O'Reilly does a good job of showing the often direct influence of the philosophies of Heidegger and Jaspers throughout Herbert's works, and it is a pleasure to see the consistent connections between ideas of the Dune books and novels like The Santaroga Barrier, The Eyes of Heisenberg, and Hellstrom's Hive. But when O'Reilly tries to find not just the same ideas but a clear and consistent attitude towards the actions of the characters, he seems doubtful whether one exists. He states that Herbert distrusts even the ideas most appealing to him, that Herbert is suspicious of "easy answers," even that Herbert "may have been carried away by his own pretensions" (p. 173). Yet, if it is true, as O'Reilly reads the Dune series, that the story depicts "the arbitrary nature of human morality," then what moral judgment can be made by and about the characters in those books? Paul's failure to free the Imperium from his religion is not just tragic, as Campbell noted and O'Reilly seconds; not just a failure, as God Emperor of Dune shows; but in the last analysis, pointless. Indeed, in the prologue of God Emperor, Herbert seems to have forced a happy ending by creating still another elite, the descendants of Duncan Idaho and the Atreides.

The format of O'Reilly's Herbert is annoying: I hope I am not alone in disliking the way Ungar's "Recognitions" series handles documentation. Since the placement of notes at the foot of the page seems beyond the technical capacity of modern publishers, I can live with gathering them at the end of the text. But I would surely like to have a note-number, an asterisk, or what-have you in the text to tell me that there is a note to what I am reading. In the Ungar series, notes are identified at the end of the text by the page on which they occur and the first few words of the quotations. Some of these quotations are indirect, so the reader does not even have quotation marks to identify the end of the cited material. When reading the text, you cannot tell that a note exists, and when reading the notes, you cannot tell where the note ends. O'Reilly is not to blame; this decision was the publishers'; they have continued the least useful and most imprecise documentation system I know of.

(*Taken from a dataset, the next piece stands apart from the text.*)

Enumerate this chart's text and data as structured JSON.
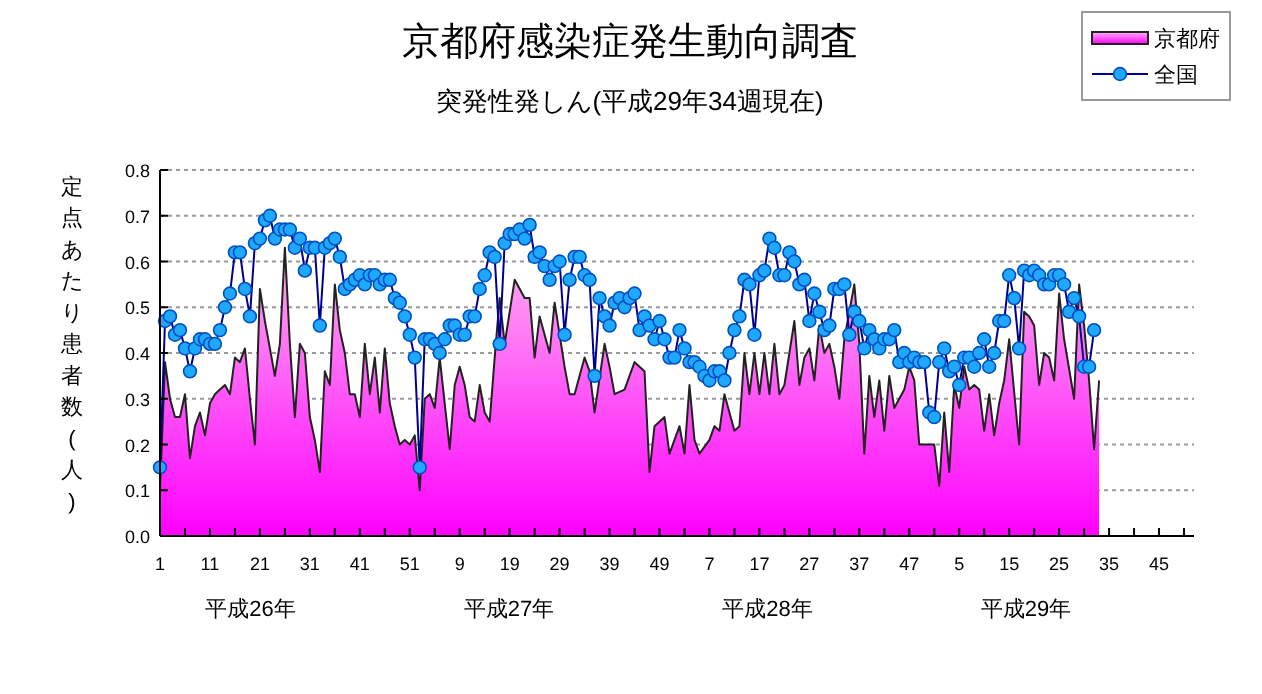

One minor point: the index gathers the page-references for "John W. Campbell, Jr" under the heading for "Joseph Campbell." Indexing makes strange bed-fellows.

Miller's Frank Herbert, at 70 pages, makes no pretense of being more than a brief reading of the works prior to God Emperor. Some of the pages in my copy were bound in upside-down in random order, but a razor-blade solved that problem. Miller's book would have profited more from closer proofreading: for example, the name of the planet Salusa Secundus is misspelled, and Landsraad is spelled as Landsraat throughout. Sometimes Miller's guesses turn out to be wrong: he wonders if the name of Dasein (in The Santaroga Barrier) is meant to suggest "daze-in," missing the fact that the name is the German word for "existence," just as the name of another character in that work, Jenny Sorge, means "sorrow" in the same language. Although Miller has a number of interesting insights, O'Reilly's work offers much more in the way of coverage, length, bibliography, and background for only two dollars more. Now if we could just do something about those notes.